On March 11, after the 9.0-magnitude earthquake hit, Sasaki had a responsibility. He needed to drive three miles south and lower a floodgate that would block the ocean from a river.

But he never made it. On a curving road, he saw chaos ahead. Cars accelerating. Water cresting. Coastal houses turning into flotsam. Acting on instinct, he turned his car toward the wave — as if to brace for the collision head-on. He thought, “I’m done,” and soon his car was adrift in the surge, nose pointing down, with water penetrating slowly from lower front section. Sasaki’s car drifted over farmland, and he tried to unlatch the front door. It didn’t move. When a piece of debris, lumber or steel, cracked a small section of the back window, Sasaki used his palms to open a larger space and vaulted out. In the next minutes, he held on to whatever rubble he could, before finally grabbing an electrical wire.

Sasaki spent the frigid night with 20 others on a hillside, naked while his clothes dried, and the next morning he saw what had become of his town. The sun rose at 5 a.m. — “a bright red,” Sasaki said, “and I’ll never forget it” — and the rays exposed a smoky plain of nothingness.

“I was looking at the scene for a long time,” Sasaki said. “I thought dying would have been hell. But what I saw looked like hell as well.”

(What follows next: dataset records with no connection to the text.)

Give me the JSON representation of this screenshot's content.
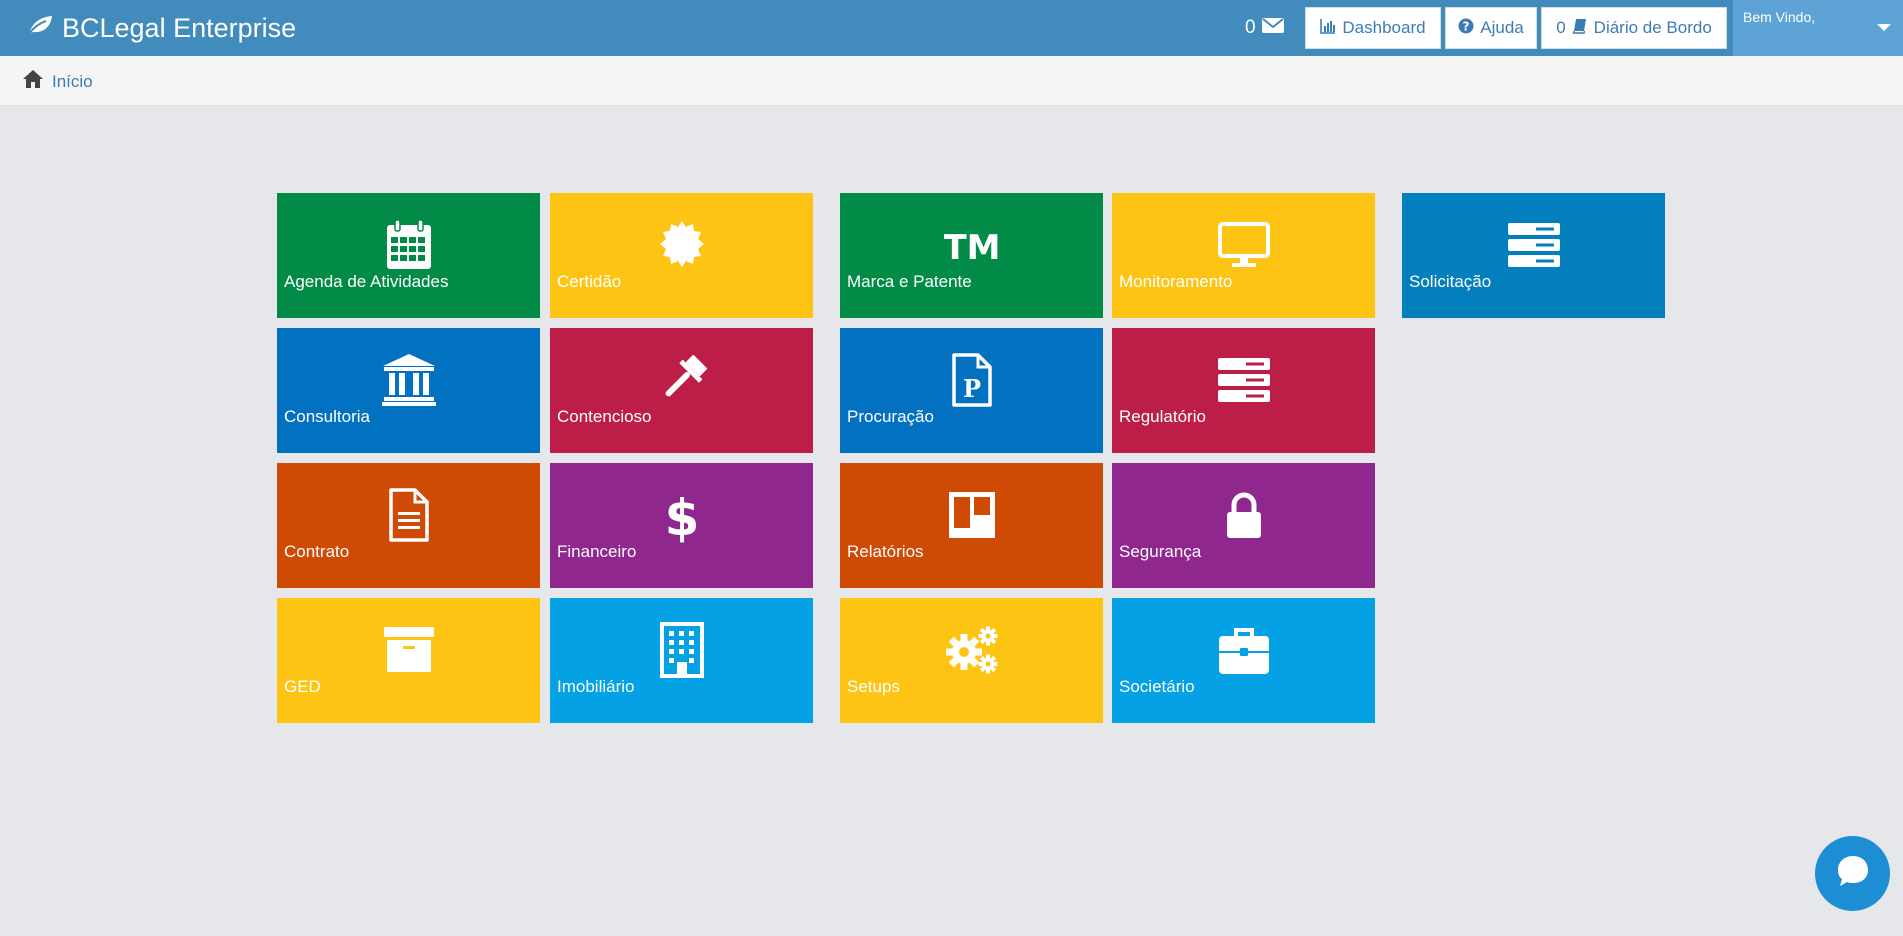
{
  "app": {
    "title": "BCLegal Enterprise"
  },
  "topbar": {
    "messages_count": "0",
    "dashboard_label": "Dashboard",
    "help_label": "Ajuda",
    "diary_count": "0",
    "diary_label": "Diário de Bordo",
    "welcome": "Bem Vindo,"
  },
  "breadcrumb": {
    "home_label": "Início"
  },
  "tiles": [
    {
      "label": "Agenda de Atividades",
      "icon": "calendar-icon",
      "color": "#028b46"
    },
    {
      "label": "Certidão",
      "icon": "certificate-icon",
      "color": "#fec413"
    },
    {
      "label": "Marca e Patente",
      "icon": "trademark-icon",
      "color": "#028b46"
    },
    {
      "label": "Monitoramento",
      "icon": "monitor-icon",
      "color": "#fec413"
    },
    {
      "label": "Solicitação",
      "icon": "server-icon",
      "color": "#037fbe"
    },
    {
      "label": "Consultoria",
      "icon": "bank-icon",
      "color": "#0371c1"
    },
    {
      "label": "Contencioso",
      "icon": "gavel-icon",
      "color": "#bc1e48"
    },
    {
      "label": "Procuração",
      "icon": "document-p-icon",
      "color": "#0371c1"
    },
    {
      "label": "Regulatório",
      "icon": "server-icon",
      "color": "#bc1e48"
    },
    {
      "label": "Contrato",
      "icon": "file-text-icon",
      "color": "#cf4a05"
    },
    {
      "label": "Financeiro",
      "icon": "dollar-icon",
      "color": "#90278f"
    },
    {
      "label": "Relatórios",
      "icon": "board-icon",
      "color": "#cf4a05"
    },
    {
      "label": "Segurança",
      "icon": "lock-icon",
      "color": "#90278f"
    },
    {
      "label": "GED",
      "icon": "archive-icon",
      "color": "#fec413"
    },
    {
      "label": "Imobiliário",
      "icon": "building-icon",
      "color": "#04a1e5"
    },
    {
      "label": "Setups",
      "icon": "gears-icon",
      "color": "#fec413"
    },
    {
      "label": "Societário",
      "icon": "briefcase-icon",
      "color": "#04a1e5"
    }
  ],
  "chat": {
    "icon": "chat-bubble-icon"
  }
}
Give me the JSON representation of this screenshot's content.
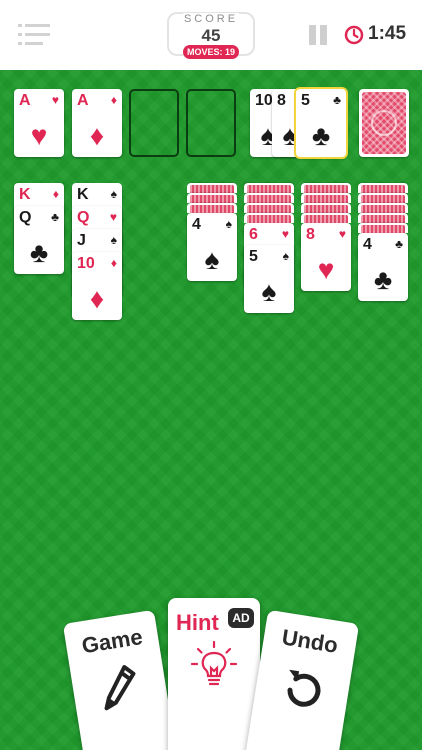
{
  "header": {
    "score_label": "SCORE",
    "score": "45",
    "moves": "MOVES: 19",
    "timer": "1:45",
    "icons": [
      "menu-icon",
      "pause-icon",
      "clock-icon"
    ]
  },
  "colors": {
    "felt": "#1f9b2c",
    "red_suit": "#e02653",
    "black_suit": "#1a1a1a",
    "card_back": "#e24a6a",
    "highlight": "#f2d53c"
  },
  "foundations": [
    {
      "rank": "A",
      "suit": "♥",
      "color": "red"
    },
    {
      "rank": "A",
      "suit": "♦",
      "color": "red"
    },
    {
      "rank": "",
      "suit": "",
      "color": "empty"
    },
    {
      "rank": "",
      "suit": "",
      "color": "empty"
    }
  ],
  "waste": [
    {
      "rank": "10",
      "suit": "♠",
      "color": "black"
    },
    {
      "rank": "8",
      "suit": "♠",
      "color": "black"
    },
    {
      "rank": "5",
      "suit": "♣",
      "color": "black",
      "highlighted": true
    }
  ],
  "tableau": [
    {
      "hidden": 0,
      "cards": [
        {
          "rank": "K",
          "suit": "♦",
          "color": "red"
        },
        {
          "rank": "Q",
          "suit": "♣",
          "color": "black"
        }
      ]
    },
    {
      "hidden": 0,
      "cards": [
        {
          "rank": "K",
          "suit": "♠",
          "color": "black"
        },
        {
          "rank": "Q",
          "suit": "♥",
          "color": "red"
        },
        {
          "rank": "J",
          "suit": "♠",
          "color": "black"
        },
        {
          "rank": "10",
          "suit": "♦",
          "color": "red"
        }
      ]
    },
    {
      "hidden": 0,
      "cards": []
    },
    {
      "hidden": 3,
      "cards": [
        {
          "rank": "4",
          "suit": "♠",
          "color": "black"
        }
      ]
    },
    {
      "hidden": 4,
      "cards": [
        {
          "rank": "6",
          "suit": "♥",
          "color": "red"
        },
        {
          "rank": "5",
          "suit": "♠",
          "color": "black"
        }
      ]
    },
    {
      "hidden": 4,
      "cards": [
        {
          "rank": "8",
          "suit": "♥",
          "color": "red"
        }
      ]
    },
    {
      "hidden": 5,
      "cards": [
        {
          "rank": "4",
          "suit": "♣",
          "color": "black"
        }
      ]
    }
  ],
  "actions": {
    "game": "Game",
    "hint": "Hint",
    "ad": "AD",
    "undo": "Undo"
  }
}
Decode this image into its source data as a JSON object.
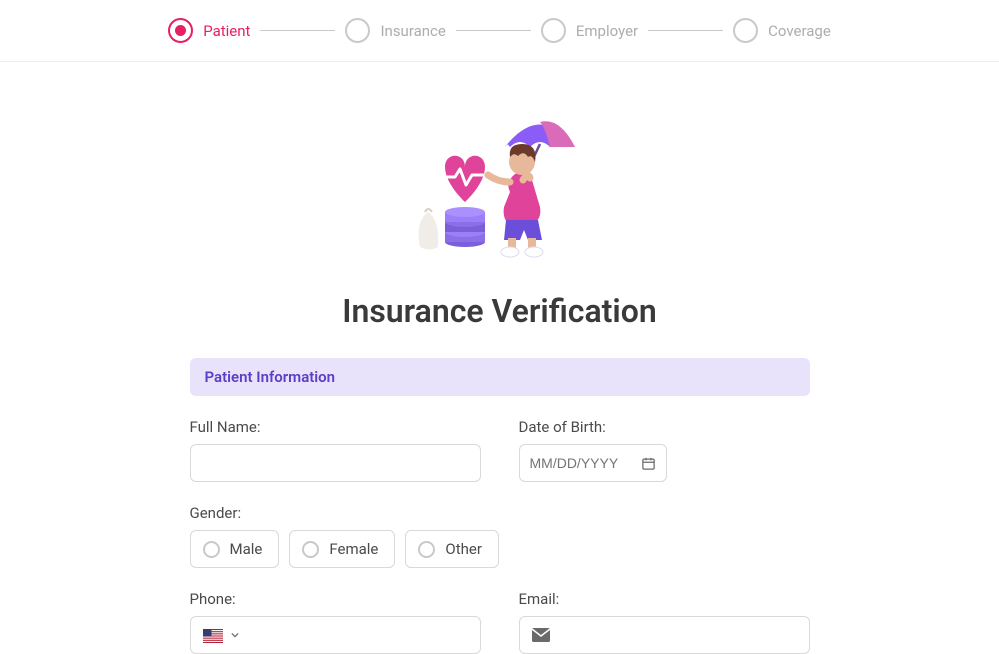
{
  "stepper": {
    "steps": [
      {
        "label": "Patient",
        "active": true
      },
      {
        "label": "Insurance",
        "active": false
      },
      {
        "label": "Employer",
        "active": false
      },
      {
        "label": "Coverage",
        "active": false
      }
    ]
  },
  "page": {
    "title": "Insurance Verification"
  },
  "section": {
    "title": "Patient Information"
  },
  "fields": {
    "full_name": {
      "label": "Full Name:",
      "value": ""
    },
    "dob": {
      "label": "Date of Birth:",
      "placeholder": "MM/DD/YYYY",
      "value": ""
    },
    "gender": {
      "label": "Gender:",
      "options": [
        "Male",
        "Female",
        "Other"
      ],
      "value": ""
    },
    "phone": {
      "label": "Phone:",
      "value": ""
    },
    "email": {
      "label": "Email:",
      "value": ""
    }
  },
  "colors": {
    "accent_pink": "#e91e63",
    "banner_bg": "#e8e3fa",
    "banner_fg": "#5b3ec8"
  }
}
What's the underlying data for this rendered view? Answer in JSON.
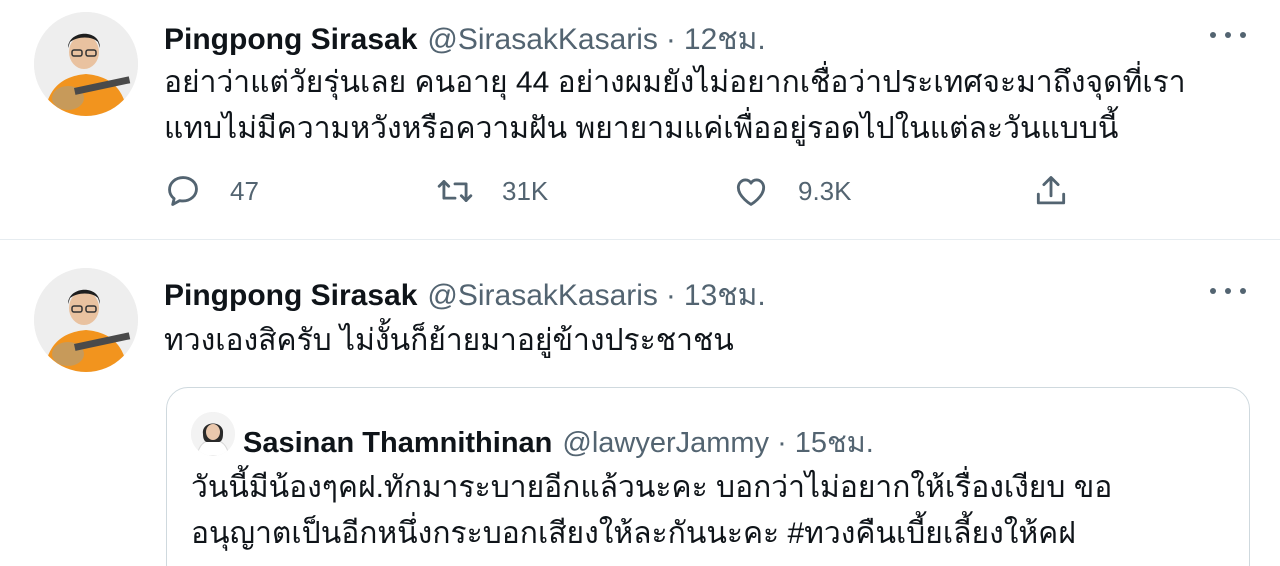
{
  "tweets": [
    {
      "author_name": "Pingpong Sirasak",
      "author_handle": "@SirasakKasaris",
      "separator": "·",
      "time": "12ชม.",
      "text_lines": [
        "อย่าว่าแต่วัยรุ่นเลย คนอายุ 44 อย่างผมยังไม่อยากเชื่อว่าประเทศจะมาถึงจุดที่เรา",
        "แทบไม่มีความหวังหรือความฝัน พยายามแค่เพื่ออยู่รอดไปในแต่ละวันแบบนี้"
      ],
      "replies": "47",
      "retweets": "31K",
      "likes": "9.3K"
    },
    {
      "author_name": "Pingpong Sirasak",
      "author_handle": "@SirasakKasaris",
      "separator": "·",
      "time": "13ชม.",
      "text_lines": [
        "ทวงเองสิครับ ไม่งั้นก็ย้ายมาอยู่ข้างประชาชน"
      ],
      "quote": {
        "author_name": "Sasinan Thamnithinan",
        "author_handle": "@lawyerJammy",
        "separator": "·",
        "time": "15ชม.",
        "text_lines": [
          "วันนี้มีน้องๆคฝ.ทักมาระบายอีกแล้วนะคะ บอกว่าไม่อยากให้เรื่องเงียบ ขอ",
          "อนุญาตเป็นอีกหนึ่งกระบอกเสียงให้ละกันนะคะ #ทวงคืนเบี้ยเลี้ยงให้คฝ"
        ]
      }
    }
  ],
  "icons": {
    "reply": "reply-icon",
    "retweet": "retweet-icon",
    "like": "like-icon",
    "share": "share-icon",
    "more": "more-icon"
  },
  "colors": {
    "text": "#0f1419",
    "secondary": "#536471",
    "border": "#cfd9de",
    "shirt": "#f2941e"
  }
}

Rebuilding, Sasaki said, will be difficult, and possible only if the town takes small steps. In his wallet, Sasaki carries the saltwater-encrusted bus ticket that was supposed to take him to Tokyo on March 11, departing at 11:50 p.m. from Sendai. He had been planning to take part in a mah-jongg tournament. The classic Chinese table game used to be Sasaki’s favorite hobby, and although he hasn’t played since the disaster, he still thinks about the game and the skills it requires, and these are the things he talked about as he folded the bus ticket back into his wallet.

“Patience,” Sasaki said. “Perseverance. And courage.”